Die Beamten interessierten sich für alles, was in der Wohnung des jungen Mannes Aufschluss über die "Verfehlungen" des Beschuldigten geben könnte, vom Wäscheschrank bis zum Computer. Denn Sahand, so der Name des jungen Mannes, hatte gegen die Prinzipien und Gesetze der Islamischen Republik Iran verstoßen: Er war in flagranti erwischt worden, im Bett mit einem anderen Mann. Ein Verwandter hatte die beiden ertappt.

"Es war ein furchtbarer Moment", erinnert sich Sahand im DW-Interview. "Kaum waren wir entdeckt, war auch mein Vater zur Stelle. Er tobte, schrie mich an, warf mir vor, sein Leben zerstört zu haben. Er wolle nichts mehr mit mir zu tun haben, mich nie wieder sehen. Später kamen dann die beiden Beamten. Daraufhin rief meine Mutter meine Schwester an, der ich mich bereits anvertraut hatte." Über die Schwester erfuhr Sahand schließlich auch, dass der Verwandte ihn an die Sicherheitsbehörden verraten hatte.

Nach dieser Wohnungsdurchsuchung sei ihm klar geworden, dass er in seiner Heimat nicht mehr leben könne, berichtet Sahand weiter. Über die Universität im nahen Ausland, wo er studierte, hatte sich eine Gelegenheit zu einer kurzen Reise nach Europa ergeben. Dort stellte er den Asylantrag. Seit einem guten Jahr lebt er in Deutschland und hofft auf die Anerkennung als politisch Verfolgter.

Iran LGBT l Rally in Teheran
Die Regenbogenfahne als Symbol der LGBT-Community wird im Iran nur von ihren Gegnern gezeigt: Um sie herabzuwürdigen.Bild: Amin Monfared/ZUMA Wire/picture alliance

UN-Bericht über Verfolgung sexueller Minderheiten

Was ihm im Iran blühen könnte, ist dem jüngsten Bericht des UN-Sondergesandten zur Situation der Menschenrechte im Iran, 

Ahmed Shaheed, zu entnehmen.
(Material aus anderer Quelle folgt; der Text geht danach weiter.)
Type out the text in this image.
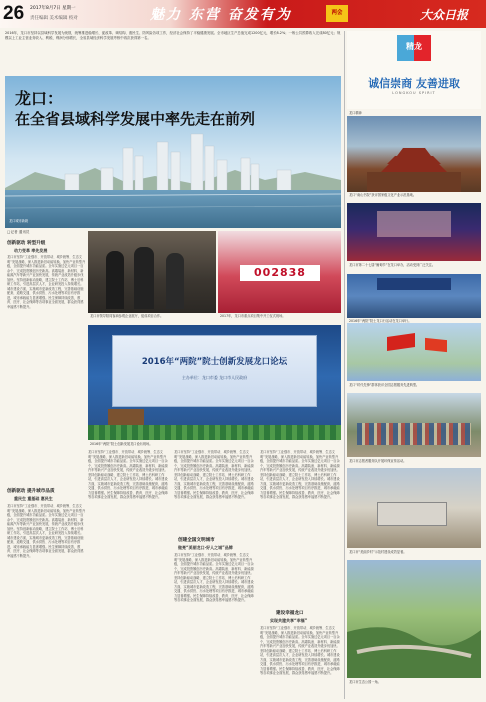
26 2017年8月7日 星期一
责任编辑 美术编辑 校对	魅力 东营 奋发有为	两会	大众日报
2016年，龙口市坚持以县域科学发展为统领，统筹推进稳增长、促改革、调结构、惠民生、防风险各项工作，经济社会保持了平稳健康发展。全市地区生产总值完成1200亿元，增长8.2%；一般公共预算收入完成80亿元；规模以上工业主营业务收入、利税、利润分别增长，全省县域经济科学发展考核中再次获得第一名。
龙口：
在全省县域科学发展中率先走在前列
龙口城市新貌
精龙
诚信崇商 友善进取
LONGKOU SPIRIT
龙口精神
龙口“南山书院”获评国家级文化产业示范基地。
龙口市第二十七届“葡萄节”在龙口举办，活动受到广泛关注。
2016年“两院”院士龙口行活动在龙口举行。
龙口“时代先锋”群体获评全国志愿服务先进典型。
龙口市志愿者服务队开展环保宣传活动。
龙口市“美丽乡村”示范村建设成效显著。
龙口市生态公园一角。
□记者 通讯员
创新驱动 转型升级
动力变革 率先发展
龙口市坚持“工业强市、开放带动、城乡统筹、生态文明”发展战略，深入推进新旧动能转换，加快产业转型升级，全面提升城市功能品质。全年实施过亿元项目一百余个，完成投资额创历史新高。高端装备、新材料、新能源汽车等新兴产业加快发展，传统产业改造升级步伐加快。坚持创新驱动战略，建立院士工作站、博士后科研工作站，引进高层次人才，企业研发投入持续增长。城市建设方面，实施城市更新改造工程，完善基础设施配套，道路交通、供水供热、污水处理等项目有序推进，城市承载能力显著增强。民生保障持续改善，教育、医疗、社会保障等各项事业全面发展，群众获得感幸福感不断提升。
创新驱动 提升城市品质
重民生 重基础 惠民生
龙口市坚持“工业强市、开放带动、城乡统筹、生态文明”发展战略，深入推进新旧动能转换，加快产业转型升级，全面提升城市功能品质。全年实施过亿元项目一百余个，完成投资额创历史新高。高端装备、新材料、新能源汽车等新兴产业加快发展，传统产业改造升级步伐加快。坚持创新驱动战略，建立院士工作站、博士后科研工作站，引进高层次人才，企业研发投入持续增长。城市建设方面，实施城市更新改造工程，完善基础设施配套，道路交通、供水供热、污水处理等项目有序推进，城市承载能力显著增强。民生保障持续改善，教育、医疗、社会保障等各项事业全面发展，群众获得感幸福感不断提升。
龙口市领导陪同客商参观企业展厅，促成项目合作。
002838
2017年，龙口市重点项目集中开工仪式现场。
2016年“两院”院士创新发展龙口论坛
主办单位：龙口市委 龙口市人民政府
2016年“两院”院士创新发展龙口论坛现场。
龙口市坚持“工业强市、开放带动、城乡统筹、生态文明”发展战略，深入推进新旧动能转换，加快产业转型升级，全面提升城市功能品质。全年实施过亿元项目一百余个，完成投资额创历史新高。高端装备、新材料、新能源汽车等新兴产业加快发展，传统产业改造升级步伐加快。坚持创新驱动战略，建立院士工作站、博士后科研工作站，引进高层次人才，企业研发投入持续增长。城市建设方面，实施城市更新改造工程，完善基础设施配套，道路交通、供水供热、污水处理等项目有序推进，城市承载能力显著增强。民生保障持续改善，教育、医疗、社会保障等各项事业全面发展，群众获得感幸福感不断提升。
龙口市坚持“工业强市、开放带动、城乡统筹、生态文明”发展战略，深入推进新旧动能转换，加快产业转型升级，全面提升城市功能品质。全年实施过亿元项目一百余个，完成投资额创历史新高。高端装备、新材料、新能源汽车等新兴产业加快发展，传统产业改造升级步伐加快。坚持创新驱动战略，建立院士工作站、博士后科研工作站，引进高层次人才，企业研发投入持续增长。城市建设方面，实施城市更新改造工程，完善基础设施配套，道路交通、供水供热、污水处理等项目有序推进，城市承载能力显著增强。民生保障持续改善，教育、医疗、社会保障等各项事业全面发展，群众获得感幸福感不断提升。
创建全国文明城市
做亮“美丽龙口·好人之城”品牌
龙口市坚持“工业强市、开放带动、城乡统筹、生态文明”发展战略，深入推进新旧动能转换，加快产业转型升级，全面提升城市功能品质。全年实施过亿元项目一百余个，完成投资额创历史新高。高端装备、新材料、新能源汽车等新兴产业加快发展，传统产业改造升级步伐加快。坚持创新驱动战略，建立院士工作站、博士后科研工作站，引进高层次人才，企业研发投入持续增长。城市建设方面，实施城市更新改造工程，完善基础设施配套，道路交通、供水供热、污水处理等项目有序推进，城市承载能力显著增强。民生保障持续改善，教育、医疗、社会保障等各项事业全面发展，群众获得感幸福感不断提升。
龙口市坚持“工业强市、开放带动、城乡统筹、生态文明”发展战略，深入推进新旧动能转换，加快产业转型升级，全面提升城市功能品质。全年实施过亿元项目一百余个，完成投资额创历史新高。高端装备、新材料、新能源汽车等新兴产业加快发展，传统产业改造升级步伐加快。坚持创新驱动战略，建立院士工作站、博士后科研工作站，引进高层次人才，企业研发投入持续增长。城市建设方面，实施城市更新改造工程，完善基础设施配套，道路交通、供水供热、污水处理等项目有序推进，城市承载能力显著增强。民生保障持续改善，教育、医疗、社会保障等各项事业全面发展，群众获得感幸福感不断提升。
建设幸福龙口
实现共建共享“幸福”
龙口市坚持“工业强市、开放带动、城乡统筹、生态文明”发展战略，深入推进新旧动能转换，加快产业转型升级，全面提升城市功能品质。全年实施过亿元项目一百余个，完成投资额创历史新高。高端装备、新材料、新能源汽车等新兴产业加快发展，传统产业改造升级步伐加快。坚持创新驱动战略，建立院士工作站、博士后科研工作站，引进高层次人才，企业研发投入持续增长。城市建设方面，实施城市更新改造工程，完善基础设施配套，道路交通、供水供热、污水处理等项目有序推进，城市承载能力显著增强。民生保障持续改善，教育、医疗、社会保障等各项事业全面发展，群众获得感幸福感不断提升。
Darin äußert sich Shaheed auch zur Situation lesbischer, schwuler, bisexueller und transsexueller Menschen im Iran. Sie seien Menschenrechtsverletzungen und weit verbreiteter Diskriminierung ausgesetzt, so Shaheed. "Hochrangige Beamte beschreiben die Gemeinschaft in hasserfüllten Begriffen, unter anderem, indem sie die jeweiligen Personen als 'Untermenschen' und 'krank" bezeichnen."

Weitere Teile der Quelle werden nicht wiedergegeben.